Health-care providers across the board struggled financially in the wake of the Change Healthcare cyberattack, which disrupted payments for a prolonged period.
Soon, one of the government-backed efforts to offer assistance to those organizations, including home medical equipment (HME) providers, will end. The Centers for Medicare & Medicaid Services (CMS) announced Monday that its advanced and accelerated payment program tied to the cyberattack will end July 12.
“In the face of one of the most widespread cyberattacks on the U.S. health-care industry, CMS promptly took action to get providers and suppliers access to the funds they needed to continue providing patients with vital care,” CMS Administrator Chiquita Brooks-LaSure said in a statement. “Our efforts helped minimize the disruptive fallout from this incident, and we will remain vigilant to be ready to address future events.”
Whenever something completely derails the operations of America’s health-care ecosystem, CMS has the authority to grant advanced and accelerated payments to providers that are paid via Medicare or Medicaid.
Effectively, these types of programs function as a short-term loan, giving HME providers and others access to capital at a time when their books are in disarray.
“Launched in early March, the [Change Healthcare] payments were designed to ease cash-flow disruptions experienced by some Medicare providers and suppliers, such as hospitals, physicians, and pharmacists, due to the unprecedented cyberattack that took health-care electronic data interchange Change Healthcare offline in February,” CMS explained in a June 17 announcement.
In total, Change-related accelerated payments have been issued to more than 4,200 Part A providers, such as hospitals, totaling more than $2.55 billion.
CMS also issued 4,722 advance payments, totaling more than $717.18 million, to Part B suppliers, including doctors, non-physician practitioners and durable medical equipment (DME) suppliers, according to the agency.
Many of the providers that capitalized on these pre-payments have already made good on their loans. In fact, of the thousands of payments disrupted, 96% have already been recovered, CMS noted in its announcement.
Multiple HME companies, including some of the industry’s giants, have described just how impactful the Change Healthcare disruption was on their businesses.

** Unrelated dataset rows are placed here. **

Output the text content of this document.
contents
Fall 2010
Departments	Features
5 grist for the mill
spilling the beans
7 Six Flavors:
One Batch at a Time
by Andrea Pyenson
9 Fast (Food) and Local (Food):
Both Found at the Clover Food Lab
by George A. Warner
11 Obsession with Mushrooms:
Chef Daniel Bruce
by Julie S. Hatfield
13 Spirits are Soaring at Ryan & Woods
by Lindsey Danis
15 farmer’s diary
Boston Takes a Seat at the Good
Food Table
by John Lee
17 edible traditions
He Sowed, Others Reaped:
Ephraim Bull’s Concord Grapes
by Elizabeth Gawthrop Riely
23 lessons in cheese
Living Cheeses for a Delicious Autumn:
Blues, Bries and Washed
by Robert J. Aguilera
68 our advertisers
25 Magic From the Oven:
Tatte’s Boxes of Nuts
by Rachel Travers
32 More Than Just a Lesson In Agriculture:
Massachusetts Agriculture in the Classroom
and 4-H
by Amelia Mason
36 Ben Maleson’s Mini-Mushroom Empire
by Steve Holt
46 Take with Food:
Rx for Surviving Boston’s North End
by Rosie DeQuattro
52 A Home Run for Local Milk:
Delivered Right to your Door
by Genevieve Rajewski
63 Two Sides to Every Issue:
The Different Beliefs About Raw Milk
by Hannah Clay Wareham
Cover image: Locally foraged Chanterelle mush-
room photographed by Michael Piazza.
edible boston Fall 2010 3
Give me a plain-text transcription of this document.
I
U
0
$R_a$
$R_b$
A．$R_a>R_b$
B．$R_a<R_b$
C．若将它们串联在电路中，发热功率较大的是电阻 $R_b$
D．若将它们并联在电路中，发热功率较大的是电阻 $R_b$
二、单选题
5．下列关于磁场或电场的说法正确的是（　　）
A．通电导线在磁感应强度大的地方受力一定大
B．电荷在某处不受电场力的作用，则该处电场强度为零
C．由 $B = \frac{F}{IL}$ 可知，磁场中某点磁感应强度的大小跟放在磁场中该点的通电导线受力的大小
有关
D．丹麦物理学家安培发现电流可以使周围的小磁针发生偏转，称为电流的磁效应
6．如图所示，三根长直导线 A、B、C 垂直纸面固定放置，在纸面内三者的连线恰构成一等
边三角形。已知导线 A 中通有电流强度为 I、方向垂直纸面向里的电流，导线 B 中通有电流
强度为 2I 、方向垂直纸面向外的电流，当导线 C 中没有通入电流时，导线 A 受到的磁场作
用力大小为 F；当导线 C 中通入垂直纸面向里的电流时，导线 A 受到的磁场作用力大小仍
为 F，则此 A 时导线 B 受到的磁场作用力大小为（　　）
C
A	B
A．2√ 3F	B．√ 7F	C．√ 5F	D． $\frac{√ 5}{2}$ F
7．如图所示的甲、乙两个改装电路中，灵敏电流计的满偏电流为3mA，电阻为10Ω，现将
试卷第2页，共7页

“While we were able to move swiftly on some of our larger carriers, the process to redirect all of our payers remains ongoing,” Todd Zehnder, COO of Viemed, said during the Q1 2024 earnings call. “We are confident that we have moved the majority of the dollars and have seen payments pick up over the last few weeks.”
AAHomecare in March called the cyberattack’s fallout an “unprecedented disruption.”
Change Healthcare, a part of UnitedHealth Group (NYSE: UNH) subsidiary Optum, reported enterprise-wide connectivity issues in late February. Not long after, health-care providers began experiencing technical difficulties.
On Feb. 26, a ransomware group took responsibility for the attack.
By March, CMS began offering relief to health-care providers, and lawmakers began to call out UnitedHealth Group leaders for how they handled the situation. At the start of May, UnitedHealth Group’s CEO, Andrew Witty, had to testify in front of Congress to answer questions about the cyberattack and his company’s response.
“This hack could have been stopped with cybersecurity 101,” Sen. Ron Wyden (D-Ore.) said during the Senate Committee on Finance hearing.